Saturday, August 28, 2010

Chunky Handling

“Chunky” or planar handling was especially popular with the classic illustrators when portraying men.

Note the squarish planes around the cheekbone and the forehead in this detail by Tom Lovell. The treatment gives the feeling of a roughly carved wood sculpture.

Also, note the alternation of edges: HARD-SOFT-HARD-SOFT as you go around the outside of the head.

9 comments:

Mary Bullock said...

Handsome dude!

Mark Harchar said...

Jim, it seems to be harder though to apply this technique to woman figures and still have them retain that soft, feminine quality? Any suggestions?

:::Julia Lundman::: said...

I love that look in those illustrations. I have tried it myself but cannot seem to mimic it very well. I bet YOU could pull it off though!
It would be cool if you could do a demo of techniques like this sometime.
-all my best,
Julia

Timothy Callister said...

Intresting observation, anyone who is intrested in this should look into Greg Manchess video tutorials.

billspaintingmn said...

Excellent post! (As always) Thanks!

tinoradman said...

Hundred years ago German painter Leo Putz used to paint employing the described method. It is enlightening to see his portraits of women done that way.
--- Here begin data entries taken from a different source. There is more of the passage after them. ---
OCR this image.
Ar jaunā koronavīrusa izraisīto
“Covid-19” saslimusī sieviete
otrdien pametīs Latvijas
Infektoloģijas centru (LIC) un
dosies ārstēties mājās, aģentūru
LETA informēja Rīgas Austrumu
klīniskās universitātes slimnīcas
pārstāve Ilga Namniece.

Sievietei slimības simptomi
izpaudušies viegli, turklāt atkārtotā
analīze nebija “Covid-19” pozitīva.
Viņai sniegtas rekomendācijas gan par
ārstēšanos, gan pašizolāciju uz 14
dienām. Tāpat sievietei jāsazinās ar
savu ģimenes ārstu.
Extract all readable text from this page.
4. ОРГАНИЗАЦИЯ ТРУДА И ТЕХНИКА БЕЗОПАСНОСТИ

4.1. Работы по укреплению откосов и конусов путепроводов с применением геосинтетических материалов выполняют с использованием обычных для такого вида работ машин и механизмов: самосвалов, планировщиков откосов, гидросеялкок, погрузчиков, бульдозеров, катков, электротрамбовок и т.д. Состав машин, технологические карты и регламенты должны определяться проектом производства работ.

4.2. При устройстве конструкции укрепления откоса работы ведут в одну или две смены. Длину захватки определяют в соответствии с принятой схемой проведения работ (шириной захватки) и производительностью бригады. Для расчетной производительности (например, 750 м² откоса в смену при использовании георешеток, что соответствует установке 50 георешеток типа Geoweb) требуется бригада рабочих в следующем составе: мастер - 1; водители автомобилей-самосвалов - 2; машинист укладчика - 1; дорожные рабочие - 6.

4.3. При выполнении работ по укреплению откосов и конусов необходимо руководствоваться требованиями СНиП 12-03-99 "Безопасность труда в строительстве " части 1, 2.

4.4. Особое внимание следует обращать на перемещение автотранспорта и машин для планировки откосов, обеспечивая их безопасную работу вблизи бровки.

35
Unfortunately, the best examples can not be found on net.
This one pic is small and do not show the bold and masterful brushwork on a face
http://www.froelichundkaufmann.de/out/pictures/z4/438510_3.jpg

Paul Schmid said...

Check out Robert Henri's chunky handling in this portrait of a child:

http://witheyeswideopen.wordpress.com/2008/06/21/robert-henri/

James Gurney said...

Mark, as Tino and Paul have suggested, this kind of handling can work very nicely with women and children subjects. Lovell and Loomis would have given more rounded contours and planes, however.

Timothy, yes! Greg Manchess is a great living exponent of this dynamic way of painting.

The Cincinnati painter Frank Duveneck is another master of this way of painting.

Jared Shear said...

Great post. Thank you for pointing the HARD soft HARD soft......I had never noticed that before.